# Is Beethoven battier than Mozart?



## jtbell (Oct 4, 2012)

From a report by the committee responsible for the performing arts series at our college, about last year's activities:



> There were two issues during the production of the performances that require some mention and explanation. The first concerns the great bat infestation of _____ Hall on the week prior to, during, and following the performance of <date>. On the evening prior to the performance, well over 100 bats were observed circling in the interior of _____ Hall. During the performance, about 20 bats circled the audience and performer. They seemed particularly excited by Beethoven, but were somewhat less enthusiastic concerning the Mozart selection.


----------



## ribonucleic (Aug 20, 2014)

Well, Beethoven used all those 30,000 Hz notes that were considered too outre in Mozart's time.


----------



## ptr (Jan 22, 2013)

Naa, me thinks that the bat reaction is rather down to the Beethoven audience being smellier!

/ptr


----------



## Cosmos (Jun 28, 2013)

Have you seen Beethoven's portraits? He was a vampire!


----------



## hpowders (Dec 23, 2013)

I should be as batty as either one of them. Then I would consider myself blessed.


----------



## SONNET CLV (May 31, 2014)

Perhaps the creatures had gotten concert dates mixed up and were expecting a performance of _Die Fledermaus_!


----------



## GGluek (Dec 11, 2011)

Shane Battier was a far better basketball player than either Beethoven or Mozart.


----------



## hpowders (Dec 23, 2013)

From my reading, it would seem Beethoven was a bit more eccentric than Mozart.


----------



## KenOC (Mar 7, 2011)

hpowders said:


> From my reading, it would seem Beethoven was a bit more eccentric than Mozart.

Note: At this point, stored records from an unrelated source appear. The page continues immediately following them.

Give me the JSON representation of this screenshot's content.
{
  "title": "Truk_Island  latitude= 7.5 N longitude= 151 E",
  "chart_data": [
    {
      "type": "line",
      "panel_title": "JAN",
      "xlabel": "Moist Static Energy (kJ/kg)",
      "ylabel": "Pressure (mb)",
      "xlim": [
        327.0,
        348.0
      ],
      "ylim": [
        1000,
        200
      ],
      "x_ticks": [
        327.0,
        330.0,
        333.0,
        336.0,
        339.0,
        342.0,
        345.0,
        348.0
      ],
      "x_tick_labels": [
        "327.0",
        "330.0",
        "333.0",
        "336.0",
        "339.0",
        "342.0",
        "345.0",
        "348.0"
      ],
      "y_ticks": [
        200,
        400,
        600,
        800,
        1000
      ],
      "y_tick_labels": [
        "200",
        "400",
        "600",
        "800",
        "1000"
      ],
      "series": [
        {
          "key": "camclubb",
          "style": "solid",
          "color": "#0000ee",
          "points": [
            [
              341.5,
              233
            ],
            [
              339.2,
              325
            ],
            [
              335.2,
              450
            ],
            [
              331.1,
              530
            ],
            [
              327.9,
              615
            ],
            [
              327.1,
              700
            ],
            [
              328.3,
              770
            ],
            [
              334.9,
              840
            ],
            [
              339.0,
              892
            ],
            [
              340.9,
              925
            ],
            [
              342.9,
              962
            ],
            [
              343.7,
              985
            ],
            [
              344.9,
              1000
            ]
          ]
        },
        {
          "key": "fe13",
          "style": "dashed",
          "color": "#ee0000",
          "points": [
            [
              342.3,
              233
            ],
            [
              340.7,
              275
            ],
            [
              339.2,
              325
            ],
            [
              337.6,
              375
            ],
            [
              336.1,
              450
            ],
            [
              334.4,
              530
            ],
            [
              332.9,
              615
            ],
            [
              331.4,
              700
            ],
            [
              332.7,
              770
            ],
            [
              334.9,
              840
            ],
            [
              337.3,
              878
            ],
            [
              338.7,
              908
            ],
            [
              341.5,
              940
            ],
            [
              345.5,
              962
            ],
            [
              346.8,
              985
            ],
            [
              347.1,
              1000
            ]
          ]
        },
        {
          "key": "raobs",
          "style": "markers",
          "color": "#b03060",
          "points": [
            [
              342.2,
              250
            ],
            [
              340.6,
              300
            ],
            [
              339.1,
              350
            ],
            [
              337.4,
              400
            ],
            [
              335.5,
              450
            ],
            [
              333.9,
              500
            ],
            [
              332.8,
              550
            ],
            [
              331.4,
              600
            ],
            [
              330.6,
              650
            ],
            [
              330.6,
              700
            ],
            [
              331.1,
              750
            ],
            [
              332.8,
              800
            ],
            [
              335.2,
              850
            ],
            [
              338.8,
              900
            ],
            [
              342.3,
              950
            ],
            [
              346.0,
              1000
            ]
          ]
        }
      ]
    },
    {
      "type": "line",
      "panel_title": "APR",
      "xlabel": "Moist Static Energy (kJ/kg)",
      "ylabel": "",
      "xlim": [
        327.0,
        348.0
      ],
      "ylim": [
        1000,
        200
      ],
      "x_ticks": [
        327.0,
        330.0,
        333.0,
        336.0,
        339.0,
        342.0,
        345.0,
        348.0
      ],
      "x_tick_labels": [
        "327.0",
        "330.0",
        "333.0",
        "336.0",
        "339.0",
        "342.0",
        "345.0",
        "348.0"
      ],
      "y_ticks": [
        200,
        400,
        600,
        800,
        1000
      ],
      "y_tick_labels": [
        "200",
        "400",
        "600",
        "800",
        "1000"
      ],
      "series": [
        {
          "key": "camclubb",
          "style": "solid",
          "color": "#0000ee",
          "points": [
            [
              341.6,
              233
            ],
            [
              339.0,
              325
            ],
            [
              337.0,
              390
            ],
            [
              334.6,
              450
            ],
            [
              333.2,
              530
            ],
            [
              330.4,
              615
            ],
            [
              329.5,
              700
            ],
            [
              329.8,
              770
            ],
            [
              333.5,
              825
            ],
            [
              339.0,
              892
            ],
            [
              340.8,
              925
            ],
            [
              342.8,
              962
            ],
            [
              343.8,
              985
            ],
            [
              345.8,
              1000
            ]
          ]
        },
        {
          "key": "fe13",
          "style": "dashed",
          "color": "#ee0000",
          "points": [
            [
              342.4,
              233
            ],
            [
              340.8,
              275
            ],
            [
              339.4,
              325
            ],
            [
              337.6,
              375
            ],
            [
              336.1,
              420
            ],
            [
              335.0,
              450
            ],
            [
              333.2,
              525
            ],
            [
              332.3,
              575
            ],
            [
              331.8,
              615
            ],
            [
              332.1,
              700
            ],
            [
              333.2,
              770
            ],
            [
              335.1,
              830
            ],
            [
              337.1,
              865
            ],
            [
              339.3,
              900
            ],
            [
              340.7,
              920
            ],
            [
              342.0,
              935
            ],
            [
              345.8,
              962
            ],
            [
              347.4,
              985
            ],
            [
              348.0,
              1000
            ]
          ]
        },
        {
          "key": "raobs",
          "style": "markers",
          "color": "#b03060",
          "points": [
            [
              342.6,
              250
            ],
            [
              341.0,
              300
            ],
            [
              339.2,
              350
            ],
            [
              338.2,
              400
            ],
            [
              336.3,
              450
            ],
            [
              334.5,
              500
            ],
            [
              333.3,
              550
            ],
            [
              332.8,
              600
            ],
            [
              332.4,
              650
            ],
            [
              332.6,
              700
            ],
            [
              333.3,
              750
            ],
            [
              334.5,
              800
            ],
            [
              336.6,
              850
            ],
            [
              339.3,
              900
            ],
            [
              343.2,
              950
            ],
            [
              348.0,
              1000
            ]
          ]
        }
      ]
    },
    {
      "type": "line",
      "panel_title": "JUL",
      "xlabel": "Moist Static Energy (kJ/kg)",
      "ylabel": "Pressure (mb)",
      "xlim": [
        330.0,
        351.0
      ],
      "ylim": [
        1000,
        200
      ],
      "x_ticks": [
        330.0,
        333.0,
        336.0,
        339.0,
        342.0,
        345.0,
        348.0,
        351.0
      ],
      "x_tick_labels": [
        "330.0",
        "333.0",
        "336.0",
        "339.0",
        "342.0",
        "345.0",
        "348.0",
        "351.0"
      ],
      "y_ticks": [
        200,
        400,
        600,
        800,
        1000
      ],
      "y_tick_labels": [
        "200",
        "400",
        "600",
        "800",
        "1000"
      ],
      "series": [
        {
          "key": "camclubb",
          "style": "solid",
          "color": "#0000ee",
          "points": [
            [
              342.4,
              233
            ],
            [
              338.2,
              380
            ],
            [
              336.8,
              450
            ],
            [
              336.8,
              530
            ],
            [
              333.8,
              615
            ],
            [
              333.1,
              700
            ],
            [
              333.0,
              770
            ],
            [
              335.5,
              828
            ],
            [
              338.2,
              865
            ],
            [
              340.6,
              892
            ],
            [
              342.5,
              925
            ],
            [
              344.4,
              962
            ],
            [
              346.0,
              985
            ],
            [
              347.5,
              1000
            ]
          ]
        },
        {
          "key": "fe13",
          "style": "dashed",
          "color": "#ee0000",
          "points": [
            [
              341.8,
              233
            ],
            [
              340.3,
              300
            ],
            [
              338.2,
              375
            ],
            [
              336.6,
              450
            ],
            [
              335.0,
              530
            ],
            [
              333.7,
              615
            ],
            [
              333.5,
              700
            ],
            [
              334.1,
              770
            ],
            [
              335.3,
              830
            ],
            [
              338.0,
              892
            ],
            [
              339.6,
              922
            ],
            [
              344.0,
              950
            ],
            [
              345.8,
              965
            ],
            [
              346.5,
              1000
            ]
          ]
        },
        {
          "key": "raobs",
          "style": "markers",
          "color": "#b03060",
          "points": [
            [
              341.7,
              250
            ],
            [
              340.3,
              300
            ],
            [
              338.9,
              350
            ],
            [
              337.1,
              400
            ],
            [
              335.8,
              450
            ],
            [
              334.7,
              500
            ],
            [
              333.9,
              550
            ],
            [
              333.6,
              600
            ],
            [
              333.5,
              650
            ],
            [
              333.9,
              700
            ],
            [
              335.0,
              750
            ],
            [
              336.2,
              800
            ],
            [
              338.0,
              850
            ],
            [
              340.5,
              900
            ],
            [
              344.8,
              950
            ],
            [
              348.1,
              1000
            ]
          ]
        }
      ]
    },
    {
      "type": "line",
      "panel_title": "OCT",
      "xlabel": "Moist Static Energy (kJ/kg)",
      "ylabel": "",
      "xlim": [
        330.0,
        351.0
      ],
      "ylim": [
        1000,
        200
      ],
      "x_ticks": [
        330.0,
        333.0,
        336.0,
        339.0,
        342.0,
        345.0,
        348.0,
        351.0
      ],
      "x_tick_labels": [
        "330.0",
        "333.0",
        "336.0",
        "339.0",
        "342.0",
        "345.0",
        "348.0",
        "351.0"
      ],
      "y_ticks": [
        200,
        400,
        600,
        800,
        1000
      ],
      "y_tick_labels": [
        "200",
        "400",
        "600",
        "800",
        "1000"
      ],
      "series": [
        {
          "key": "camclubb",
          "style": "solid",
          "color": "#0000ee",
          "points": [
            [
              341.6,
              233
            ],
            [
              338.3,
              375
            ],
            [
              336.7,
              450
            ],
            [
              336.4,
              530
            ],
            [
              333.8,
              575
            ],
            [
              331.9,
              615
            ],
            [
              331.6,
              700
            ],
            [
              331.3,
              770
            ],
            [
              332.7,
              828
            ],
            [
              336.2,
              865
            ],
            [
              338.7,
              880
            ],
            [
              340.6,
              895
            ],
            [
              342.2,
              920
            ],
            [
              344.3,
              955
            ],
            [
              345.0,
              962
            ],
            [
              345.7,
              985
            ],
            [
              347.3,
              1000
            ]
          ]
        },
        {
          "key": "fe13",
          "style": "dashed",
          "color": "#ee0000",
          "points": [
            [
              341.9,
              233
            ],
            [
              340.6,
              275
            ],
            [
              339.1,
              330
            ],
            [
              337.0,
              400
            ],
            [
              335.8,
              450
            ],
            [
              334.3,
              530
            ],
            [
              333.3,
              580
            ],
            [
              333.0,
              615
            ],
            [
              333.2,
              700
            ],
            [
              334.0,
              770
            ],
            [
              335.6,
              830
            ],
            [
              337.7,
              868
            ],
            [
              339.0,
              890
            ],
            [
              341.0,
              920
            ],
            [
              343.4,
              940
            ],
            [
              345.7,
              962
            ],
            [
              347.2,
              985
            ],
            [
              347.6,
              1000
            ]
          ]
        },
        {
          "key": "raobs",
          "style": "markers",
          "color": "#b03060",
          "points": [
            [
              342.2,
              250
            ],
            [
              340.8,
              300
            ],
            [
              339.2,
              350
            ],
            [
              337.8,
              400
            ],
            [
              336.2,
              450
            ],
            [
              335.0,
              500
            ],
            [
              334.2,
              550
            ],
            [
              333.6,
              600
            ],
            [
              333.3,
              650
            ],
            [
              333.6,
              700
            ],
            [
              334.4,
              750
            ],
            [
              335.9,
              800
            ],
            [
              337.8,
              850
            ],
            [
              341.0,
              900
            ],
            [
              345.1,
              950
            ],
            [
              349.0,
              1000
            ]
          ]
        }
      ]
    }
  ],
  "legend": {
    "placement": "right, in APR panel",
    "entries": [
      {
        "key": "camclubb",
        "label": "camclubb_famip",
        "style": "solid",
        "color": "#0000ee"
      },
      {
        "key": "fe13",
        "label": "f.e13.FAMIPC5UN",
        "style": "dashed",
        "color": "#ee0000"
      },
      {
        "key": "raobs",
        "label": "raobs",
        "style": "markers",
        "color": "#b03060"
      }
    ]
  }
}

Beethoven says, "Hey, at least I don't talk dirty to my sister!"


----------



## Weston (Jul 11, 2008)

Actually it probably mean _I'm_ battier. Their reaction pretty much sums up my response to both composers, although Mozart has grown on me by leaps and bounds over the past couple of years.


----------



## ArtMusic (Jan 5, 2013)

Beethoven had the big messy hair do similar to even many conductors today.


----------



## PetrB (Feb 28, 2012)

KenOC said:


> Beethoven says, "Hey, at least I don't talk dirty to my sister!"


Um, I think such a scenario depends a lot on having a sister to talk dirty to....


----------



## PetrB (Feb 28, 2012)

*Flying rodents acclimated to and discerning about Western-culture classical music!

~ Film at Eleven! ~*

Yeah, right.
It is how much air is disturbed that gets to the bats, not the quality of the music. 

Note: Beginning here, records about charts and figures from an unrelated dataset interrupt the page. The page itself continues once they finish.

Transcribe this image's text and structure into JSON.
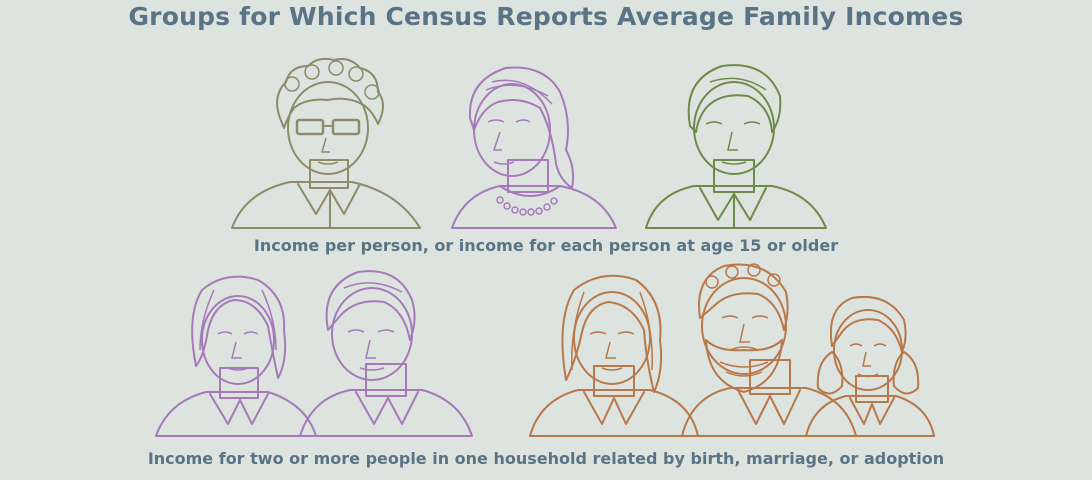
{
  "title": "Groups for Which Census Reports Average Family Incomes",
  "groups": [
    {
      "caption": "Income per person, or income for each person at age 15 or older",
      "people": [
        "pink-man-with-glasses",
        "blue-woman-with-necklace",
        "yellow-man"
      ]
    },
    {
      "caption": "Income for two or more people in one household related by birth, marriage, or adoption",
      "people": [
        "green-woman",
        "green-man",
        "orange-woman",
        "orange-bearded-man",
        "orange-girl"
      ]
    }
  ],
  "colors": {
    "background": "#dde4df",
    "text": "#5a7385",
    "pink": "#e8b4b4",
    "blue": "#a9c4e6",
    "yellow": "#f2d27a",
    "green": "#b4d46a",
    "orange": "#f2b080",
    "outline_purple": "#a67ab8",
    "outline_green": "#6c8a4a",
    "outline_orange": "#b8784a"
  }
}
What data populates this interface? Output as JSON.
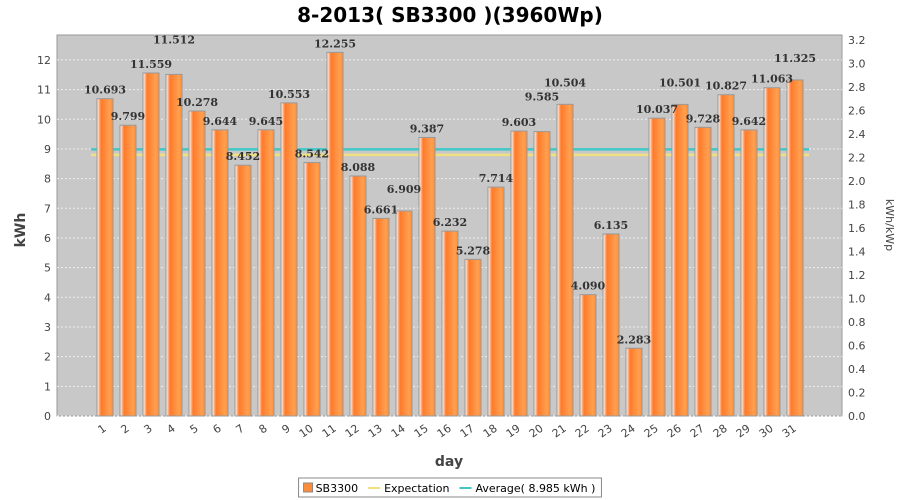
{
  "chart_data": {
    "type": "bar",
    "title": "8-2013( SB3300 )(3960Wp)",
    "xlabel": "day",
    "ylabel": "kWh",
    "ylabel_right": "kWh/kWp",
    "ylim": [
      0,
      12.84
    ],
    "ylim_right": [
      0,
      3.242
    ],
    "yticks": [
      0,
      1,
      2,
      3,
      4,
      5,
      6,
      7,
      8,
      9,
      10,
      11,
      12
    ],
    "yticks_right": [
      "0.0",
      "0.2",
      "0.4",
      "0.6",
      "0.8",
      "1.0",
      "1.2",
      "1.4",
      "1.6",
      "1.8",
      "2.0",
      "2.2",
      "2.4",
      "2.6",
      "2.8",
      "3.0",
      "3.2"
    ],
    "categories": [
      "1",
      "2",
      "3",
      "4",
      "5",
      "6",
      "7",
      "8",
      "9",
      "10",
      "11",
      "12",
      "13",
      "14",
      "15",
      "16",
      "17",
      "18",
      "19",
      "20",
      "21",
      "22",
      "23",
      "24",
      "25",
      "26",
      "27",
      "28",
      "29",
      "30",
      "31"
    ],
    "series": [
      {
        "name": "SB3300",
        "color": "#ff8c3a",
        "values": [
          10.693,
          9.799,
          11.559,
          11.512,
          10.278,
          9.644,
          8.452,
          9.645,
          10.553,
          8.542,
          12.255,
          8.088,
          6.661,
          6.909,
          9.387,
          6.232,
          5.278,
          7.714,
          9.603,
          9.585,
          10.504,
          4.09,
          6.135,
          2.283,
          10.037,
          10.501,
          9.728,
          10.827,
          9.642,
          11.063,
          11.325
        ],
        "labels": [
          "10.693",
          "9.799",
          "11.559",
          "11.512",
          "10.278",
          "9.644",
          "8.452",
          "9.645",
          "10.553",
          "8.542",
          "12.255",
          "8.088",
          "6.661",
          "6.909",
          "9.387",
          "6.232",
          "5.278",
          "7.714",
          "9.603",
          "9.585",
          "10.504",
          "4.090",
          "6.135",
          "2.283",
          "10.037",
          "10.501",
          "9.728",
          "10.827",
          "9.642",
          "11.063",
          "11.325"
        ]
      }
    ],
    "lines": [
      {
        "name": "Expectation",
        "value": 8.8,
        "color": "#f0e080"
      },
      {
        "name": "Average( 8.985 kWh )",
        "value": 8.985,
        "color": "#40c8c8"
      }
    ],
    "grid": true,
    "legend": "bottom"
  }
}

But, hey, I think we should go right to the source and ask Alice!


----------



## Couchie (Dec 9, 2010)

How did they get the bats to leave the auditorium? Stockhausen?


----------



## Woodduck (Mar 17, 2014)

Couchie said:


> How did they get the bats to leave the auditorium? Stockhausen?


No, that's bringing them _into_ the auditorium.


----------



## PetrB (Feb 28, 2012)

Couchie said:


> How did they get the bats to leave the auditorium? Stockhausen?

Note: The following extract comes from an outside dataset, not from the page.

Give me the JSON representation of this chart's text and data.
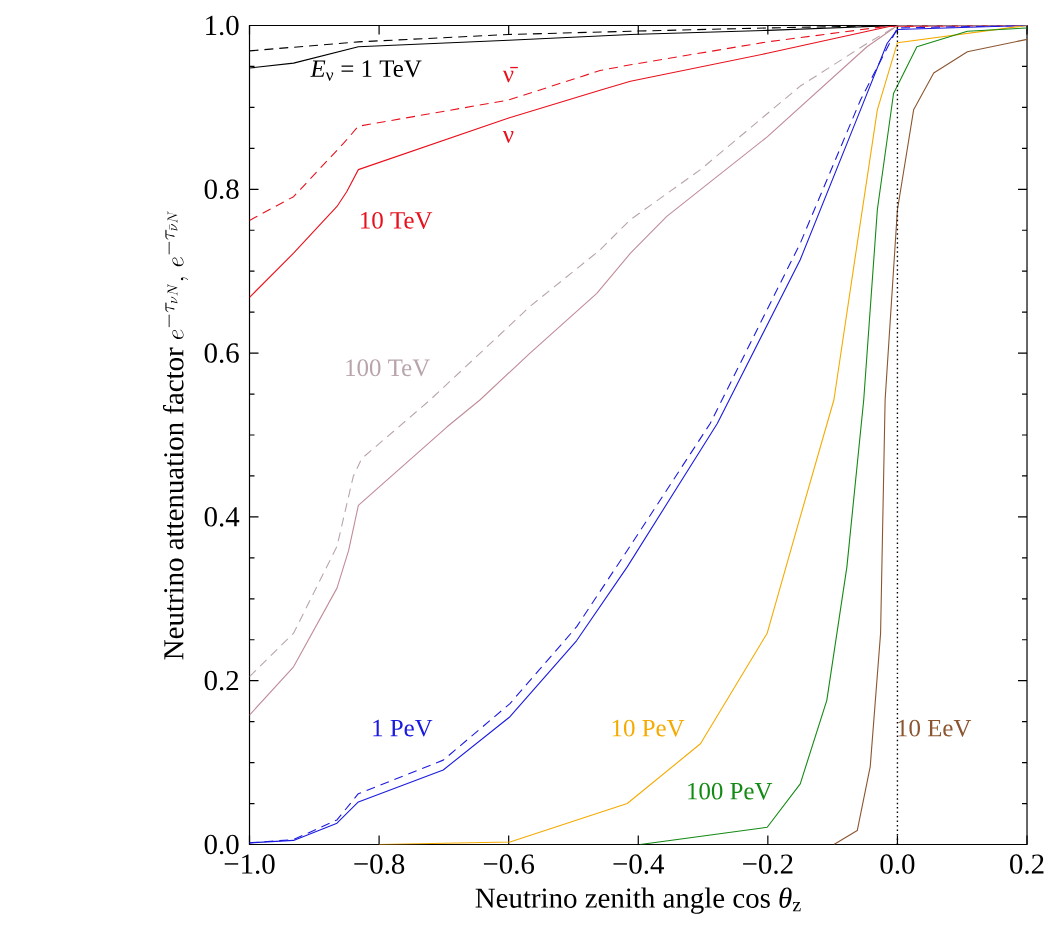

I think you're confused; the batty ones in the hall for a Stockhausen concert -- like the batty ones in the Festspielhaus who are there to listen to Wagner -- are those creatures occupying the seats.


----------



## SONNET CLV (May 31, 2014)

Couchie said:


> How did they get the bats to leave the auditorium? Stockhausen?


Actually, all joking aside ... an effective way to get bats to exit an auditorium is to play Janáček's piano piece "_Sýček neodletěl!_" from his suite _On an overgrown path_. You see, "_Sýček neodletěl!_" is "The Barn Owl Has Not Flown Away!" and features piano tones that duplicate the cry of the owl, a natural predator to bats.


----------